I met her when we were both working with [trumpeter] Chris Botti, maybe 12 or 13 years ago. We parted ways, and I had no idea who she was — how incredible she was. Then I started hearing all of this stuff. I heard her play the [Samuel] Barber [Violin] Concerto and [some of John] Corigliano’s works.
The next time I saw her was at the Ambassador [Auditorium]; she played [Lauridsen’s] O Magnum Mysterium with the Pasadena POPS, [and] we started talking about this project, that I would love to write something.
You seem to have a particular fondness for the violin, having composed two concertos, with the most recent having been premiered at the Hollywood Bowl last summer by Rachel Barton Pine and the LA Phil.
I have an affinity for violin now because I’ve written so much for it — how certain opportunities come, and you just do them. That’s what happens. The violin-concerto commission happened after I was still talking about doing this piece [with the Master Chorale]. I told Anne that she would be my mother’s voice, that’s what I wanted the violin to be.
Is your process the same when composing jazz as opposed to writing a classical work?
It’s the same in the sense that I look at each project that I’m doing as an individual thing unto itself. I don’t think, “This is the jazz thing. I’m going to go this way,” or, “[With] classical, I’ll do this.” The music should be relatable in some way — through melody, the story — to people. It should have a depth, layers, substance — whatever that is. Most of the time, I’ll write something and not worry about the label.
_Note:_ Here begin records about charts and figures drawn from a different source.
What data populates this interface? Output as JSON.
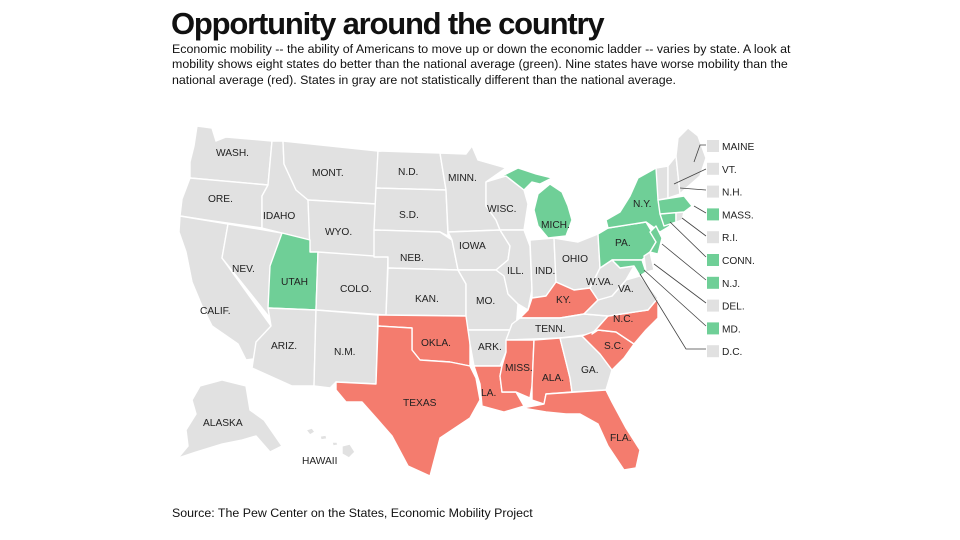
{
  "title": "Opportunity around the country",
  "description": "Economic mobility -- the ability of Americans to move up or down the economic ladder -- varies by state. A look at mobility shows eight states do better than the national average (green). Nine states have worse mobility than the national average (red). States in gray are not statistically different than the national average.",
  "source": "Source: The Pew Center on the States, Economic Mobility Project",
  "colors": {
    "better": "#6fcf97",
    "worse": "#f47c6e",
    "no_difference": "#e1e1e1"
  },
  "states": {
    "wash": "WASH.",
    "ore": "ORE.",
    "calif": "CALIF.",
    "nev": "NEV.",
    "idaho": "IDAHO",
    "mont": "MONT.",
    "wyo": "WYO.",
    "utah": "UTAH",
    "colo": "COLO.",
    "ariz": "ARIZ.",
    "nm": "N.M.",
    "nd": "N.D.",
    "sd": "S.D.",
    "neb": "NEB.",
    "kan": "KAN.",
    "okla": "OKLA.",
    "texas": "TEXAS",
    "minn": "MINN.",
    "iowa": "IOWA",
    "mo": "MO.",
    "ark": "ARK.",
    "la": "LA.",
    "wisc": "WISC.",
    "ill": "ILL.",
    "mich": "MICH.",
    "ind": "IND.",
    "ohio": "OHIO",
    "ky": "KY.",
    "tenn": "TENN.",
    "miss": "MISS.",
    "ala": "ALA.",
    "ga": "GA.",
    "fla": "FLA.",
    "sc": "S.C.",
    "nc": "N.C.",
    "va": "VA.",
    "wva": "W.VA.",
    "pa": "PA.",
    "ny": "N.Y.",
    "alaska": "ALASKA",
    "hawaii": "HAWAII"
  },
  "legend_states": [
    {
      "label": "MAINE",
      "status": "no_difference"
    },
    {
      "label": "VT.",
      "status": "no_difference"
    },
    {
      "label": "N.H.",
      "status": "no_difference"
    },
    {
      "label": "MASS.",
      "status": "better"
    },
    {
      "label": "R.I.",
      "status": "no_difference"
    },
    {
      "label": "CONN.",
      "status": "better"
    },
    {
      "label": "N.J.",
      "status": "better"
    },
    {
      "label": "DEL.",
      "status": "no_difference"
    },
    {
      "label": "MD.",
      "status": "better"
    },
    {
      "label": "D.C.",
      "status": "no_difference"
    }
  ]
}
You’ve said that your music is for people who engage in “active listening.” Can you elaborate?
Active listening is simply the kind of listening you do, the kind of listening I do, the kind anybody who is a lover of art does. When you listen, your mind is interacting with the music so that the music is causing your mind to conjure things, images, feelings. You interact, and that’s a much more holistic, deep relationship with the art. It makes it possible for the art to heal you or enlighten you.
But it takes effort on the listener’s part, whereas passive listening — listening to music with the intent of escaping or lulling yourself into a stupor — is like wallpaper. You don’t engage in it. It’s just a sound that goes past any kind of aesthetic consideration and goes straight into your body, which is fine, but I prefer active listening.
Ditto! And given that aspiring jazz/classical pianists and/or composers are listening to you, what advice do you have for them?
My two-dollar thoughts? First of all, I think [for] people who want to get into music and want to compose or play: Always have faith that your ideas are valid, that they’re good. A lot of times when you hear somebody do something, you’re blown away by it and think, “I can never do anything like that.” You’re right, because they’re the ones doing it, and the reason things sound amazing is each new moment is a surprise, a new discovery.
It’s something that would not have occurred to you to do. But by the same token, something you come up with is something that wouldn’t have occurred to them. The thing to do is work like hell to make it listenable. Which means listening to the masters, listening to people like Herbie Hancock.
I’d be remiss if I didn’t mention that you’ll be at the legendary jazz club The Baked Potato Dec. 29–30, with Jimmy Johnson on bass, Andrew Renfroe on lead guitar, Christian Euman on drums, and you on Fender Rhodes. Why is this gig important to you, and why not play acoustic piano?
This is electric, aggressive music, [and] I’m playing the Fender Rhodes because they don’t have a piano there. That’s not the kind of place it is. I’m [also] glad it’s still around, and that’s one of the reasons I play there. It’s a part of L.A. history. It’s a club that persisted in presenting live music that has a certain level of excellence. They do it, they keep doing it, and they break their necks doing it. It’s not easy to have a club in L.A., and I want to support them by being there. I love playing there. They treat me well, and I’m a player — a classical composer — but I’m a jazz pianist, too.